Apple spend a lot of time and money preparing launch events for new products, which are carefully stage-managed and hugely popular with global gadget geeks.

"The digital crown is a remarkable input device," Ive said. "It fluidly zooms into apps. It enables nimble, precise adjustment. And critically, you can use it without obstructing the display."

What Jony Ive might’ve said, instead of ‘digital crown’, is ‘knob’, but ‘knob’ is obviously far less exciting. Nonetheless, that’s what he’s talking about.

There’s selling a product and there’s promoting a brand. Despite the fact that Apple will tell you that’s all they’re doing here, what they’re actually doing is a fair bit worse, as PC Mag UK’s Will Greenwald noted.

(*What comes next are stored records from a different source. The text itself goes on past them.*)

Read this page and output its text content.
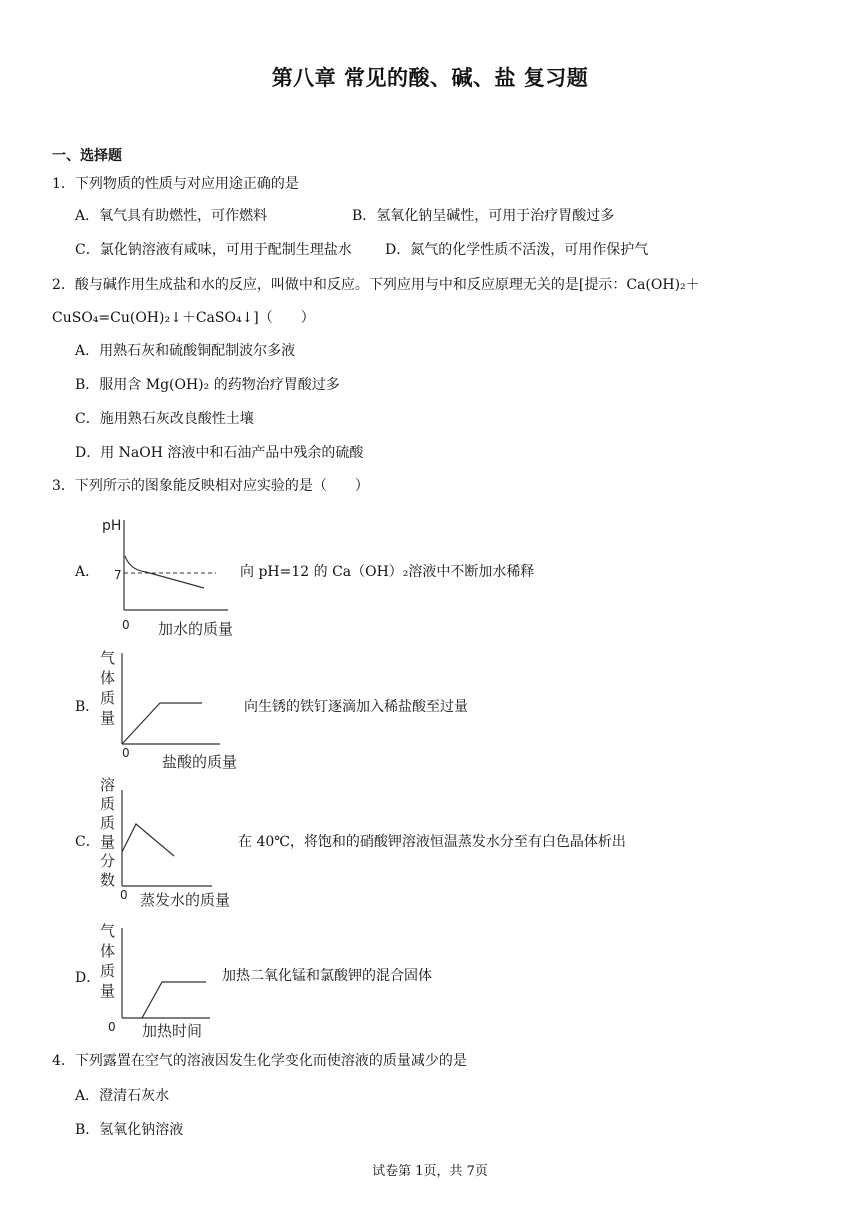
第八章 常见的酸、碱、盐 复习题
一、选择题
1．下列物质的性质与对应用途正确的是
A．氧气具有助燃性，可作燃料	B．氢氧化钠呈碱性，可用于治疗胃酸过多
C．氯化钠溶液有咸味，可用于配制生理盐水 D．氮气的化学性质不活泼，可用作保护气
2．酸与碱作用生成盐和水的反应，叫做中和反应。下列应用与中和反应原理无关的是[提示：Ca(OH)₂＋
CuSO₄=Cu(OH)₂↓＋CaSO₄↓]（　　）
A．用熟石灰和硫酸铜配制波尔多液
B．服用含 Mg(OH)₂ 的药物治疗胃酸过多
C．施用熟石灰改良酸性土壤
D．用 NaOH 溶液中和石油产品中残余的硫酸
3．下列所示的图象能反映相对应实验的是（　　）
A．
pH
7
0 加水的质量
向 pH=12 的 Ca（OH）₂溶液中不断加水稀释
B．
气
体
质
量
0 盐酸的质量
向生锈的铁钉逐滴加入稀盐酸至过量
C．
溶
质
质
量
分
数
0 蒸发水的质量
在 40℃，将饱和的硝酸钾溶液恒温蒸发水分至有白色晶体析出
D．
气
体
质
量
0 加热时间
加热二氧化锰和氯酸钾的混合固体
4．下列露置在空气的溶液因发生化学变化而使溶液的质量减少的是
A．澄清石灰水
B．氢氧化钠溶液
试卷第 1页，共 7页
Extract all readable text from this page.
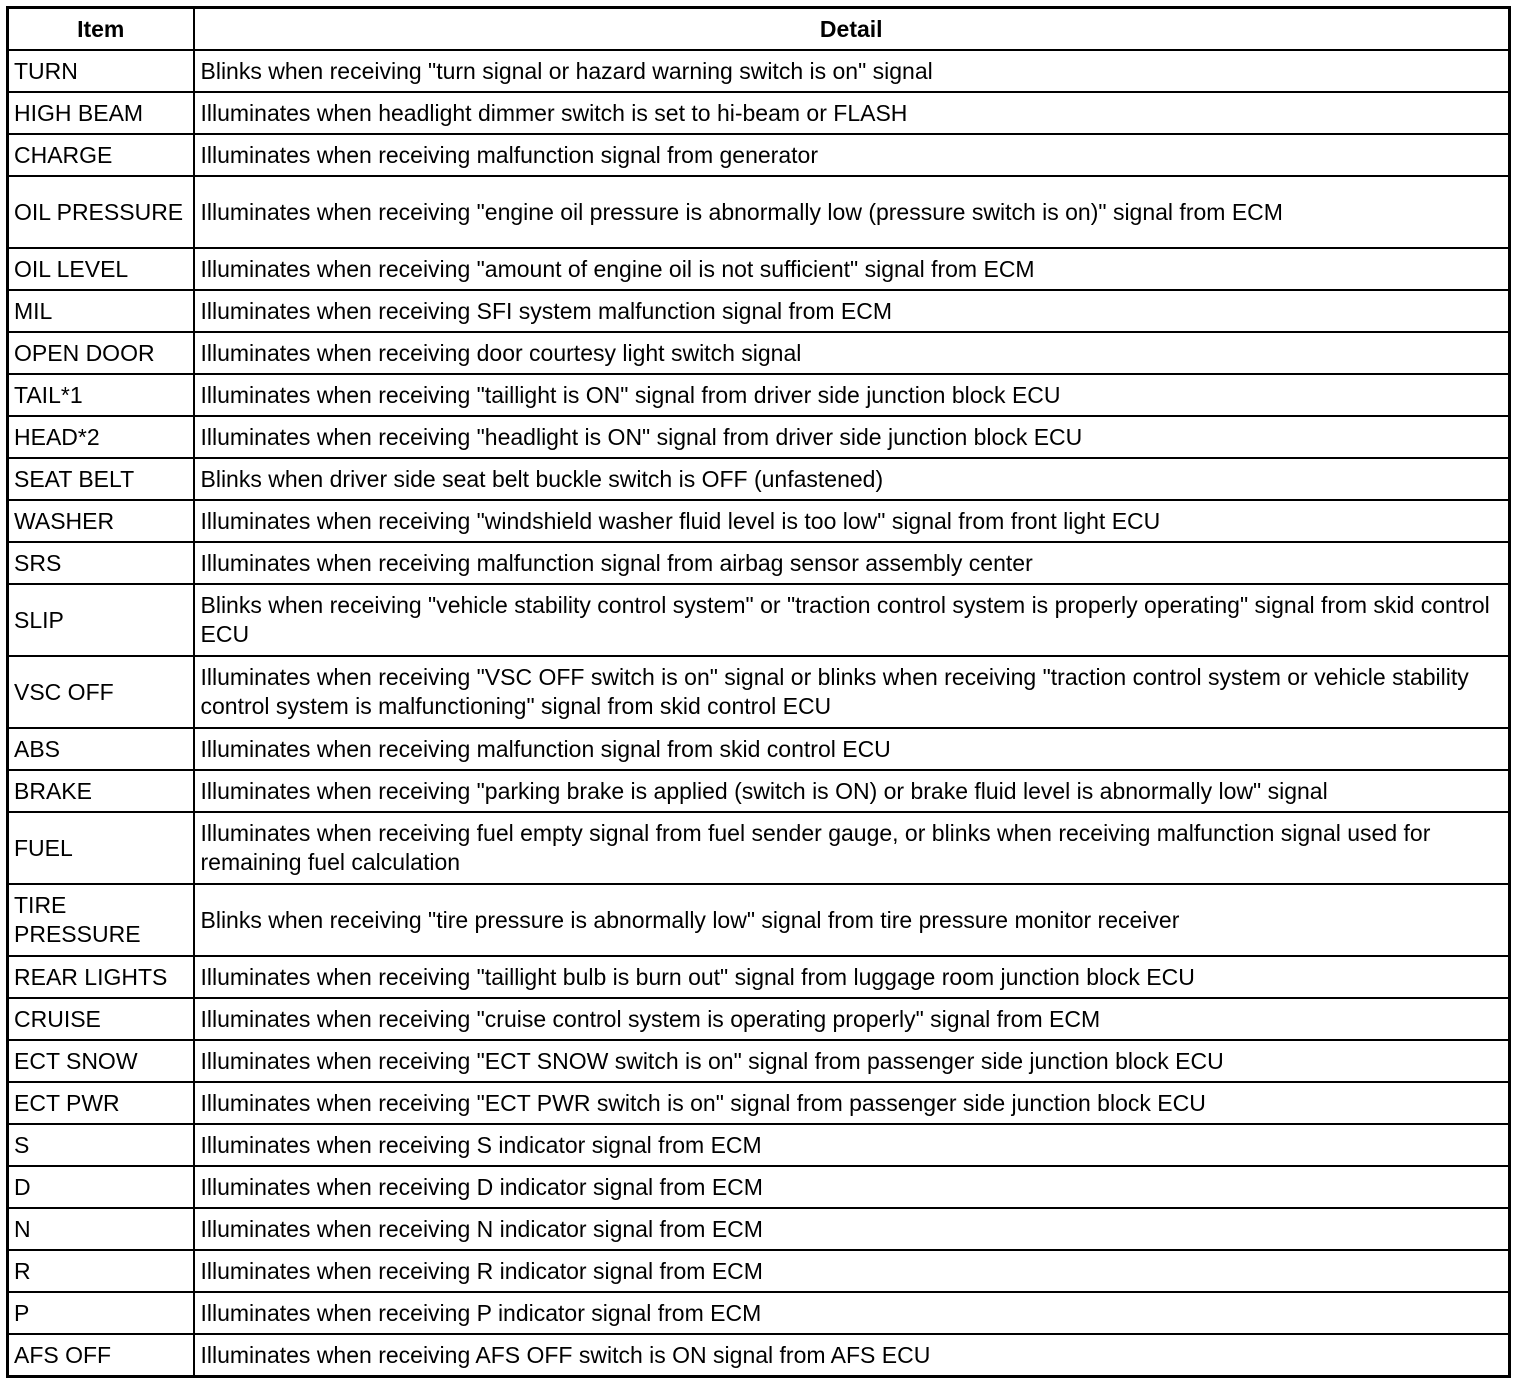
Item	Detail
TURN	Blinks when receiving "turn signal or hazard warning switch is on" signal
HIGH BEAM	Illuminates when headlight dimmer switch is set to hi-beam or FLASH
CHARGE	Illuminates when receiving malfunction signal from generator
OIL PRESSURE	Illuminates when receiving "engine oil pressure is abnormally low (pressure switch is on)" signal from ECM
OIL LEVEL	Illuminates when receiving "amount of engine oil is not sufficient" signal from ECM
MIL	Illuminates when receiving SFI system malfunction signal from ECM
OPEN DOOR	Illuminates when receiving door courtesy light switch signal
TAIL*1	Illuminates when receiving "taillight is ON" signal from driver side junction block ECU
HEAD*2	Illuminates when receiving "headlight is ON" signal from driver side junction block ECU
SEAT BELT	Blinks when driver side seat belt buckle switch is OFF (unfastened)
WASHER	Illuminates when receiving "windshield washer fluid level is too low" signal from front light ECU
SRS	Illuminates when receiving malfunction signal from airbag sensor assembly center
SLIP	Blinks when receiving "vehicle stability control system" or "traction control system is properly operating" signal from skid control ECU
VSC OFF	Illuminates when receiving "VSC OFF switch is on" signal or blinks when receiving "traction control system or vehicle stability control system is malfunctioning" signal from skid control ECU
ABS	Illuminates when receiving malfunction signal from skid control ECU
BRAKE	Illuminates when receiving "parking brake is applied (switch is ON) or brake fluid level is abnormally low" signal
FUEL	Illuminates when receiving fuel empty signal from fuel sender gauge, or blinks when receiving malfunction signal used for remaining fuel calculation
TIRE PRESSURE	Blinks when receiving "tire pressure is abnormally low" signal from tire pressure monitor receiver
REAR LIGHTS	Illuminates when receiving "taillight bulb is burn out" signal from luggage room junction block ECU
CRUISE	Illuminates when receiving "cruise control system is operating properly" signal from ECM
ECT SNOW	Illuminates when receiving "ECT SNOW switch is on" signal from passenger side junction block ECU
ECT PWR	Illuminates when receiving "ECT PWR switch is on" signal from passenger side junction block ECU
S	Illuminates when receiving S indicator signal from ECM
D	Illuminates when receiving D indicator signal from ECM
N	Illuminates when receiving N indicator signal from ECM
R	Illuminates when receiving R indicator signal from ECM
P	Illuminates when receiving P indicator signal from ECM
AFS OFF	Illuminates when receiving AFS OFF switch is ON signal from AFS ECU
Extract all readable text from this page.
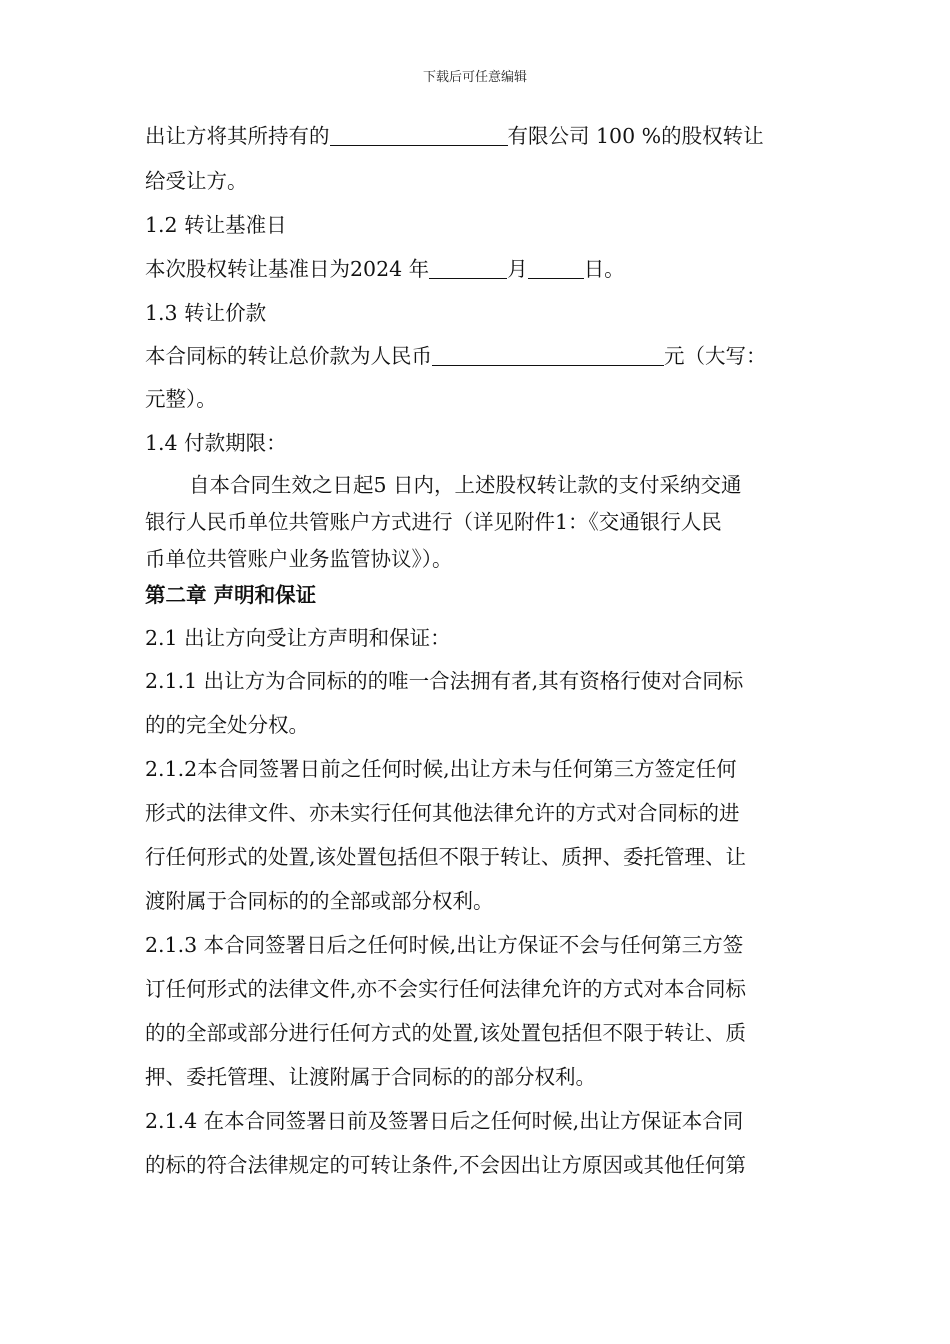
下载后可任意编辑
出让方将其所持有的	有限公司 100 %的股权转让
给受让方。
1.2 转让基准日
本次股权转让基准日为2024 年	月	日。
1.3 转让价款
本合同标的转让总价款为人民币	元（大写：
元整）。
1.4 付款期限：
自本合同生效之日起5 日内，上述股权转让款的支付采纳交通
银行人民币单位共管账户方式进行（详见附件1：《交通银行人民
币单位共管账户业务监管协议》）。
第二章 声明和保证
2.1 出让方向受让方声明和保证：
2.1.1 出让方为合同标的的唯一合法拥有者,其有资格行使对合同标
的的完全处分权。
2.1.2本合同签署日前之任何时候,出让方未与任何第三方签定任何
形式的法律文件、亦未实行任何其他法律允许的方式对合同标的进
行任何形式的处置,该处置包括但不限于转让、质押、委托管理、让
渡附属于合同标的的全部或部分权利。
2.1.3 本合同签署日后之任何时候,出让方保证不会与任何第三方签
订任何形式的法律文件,亦不会实行任何法律允许的方式对本合同标
的的全部或部分进行任何方式的处置,该处置包括但不限于转让、质
押、委托管理、让渡附属于合同标的的部分权利。
2.1.4 在本合同签署日前及签署日后之任何时候,出让方保证本合同
的标的符合法律规定的可转让条件,不会因出让方原因或其他任何第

Ive went on to describe the watch as having "…a custom-designed chip that integrates many sub-systems into one remarkably compact module, which is then completely encapsulated to protect the electronics. It's essentially miniaturizing an entire computer system onto a single chip."

Greenwald’s take on what Apple are offering is dismissive:
“System-on-chip (SoC). What he describes is an SoC. It isn't a new feat of engineering or a breakthrough in semiconductors, it's just an SoC. It's like saying, "unlike other companies that use microprocessors, we've created a device that houses millions of transistors in a single tiny square.”

Ive then mentions that a "simple leather classic buckle references traditional watch vocabulary."

As Greenwald says, “More syllables does not mean more significance. It's a leather band with a buckle, and a metal pin in that buckle goes through a hole in the watch band to secure it once you've found a proper fit. It's like nearly every other leather watch band made since clocks first were strapped to wrists, because that's how clocks were first strapped to wrists. It's a watch band with a buckle.”

Ive continues, celebrating Apple’s new watch faces:
"We know that wearing something all day, every day, becomes as much about personal preference and self-expression as functionality, so we've designed a range of watch faces," he says. "You can personalize both their appearance and their capability."

Greenwald is not impressed.

“That is nearly every smartwatch on the market. Samsung Gear. Moto 360. Pebble. That's one of the first features of being a smartwatch. You have a screen, so you can customize your watch faces.”

On the whole, Apple and Jony Ive have damaged their credibility with their latest campaign. They go on, in the accompanying marketing copy, to make highly vague and self-serving suggestions about having “created a new alloy” and using a glass “resistant to scratches and impact” – a type of glass called Gorilla Glass which has been widely used commercially for some time.

Will Greenwald captures our thoughts on the whole thing perfectly when he states:
“Obfuscating every little element with unnecessarily long words that sound smarter than they actually are seems wrong. It's the worst kind of jargon: the kind that takes concepts that could be accessible and readily understood by customers and puffs them up to make them seem magical when they're not.”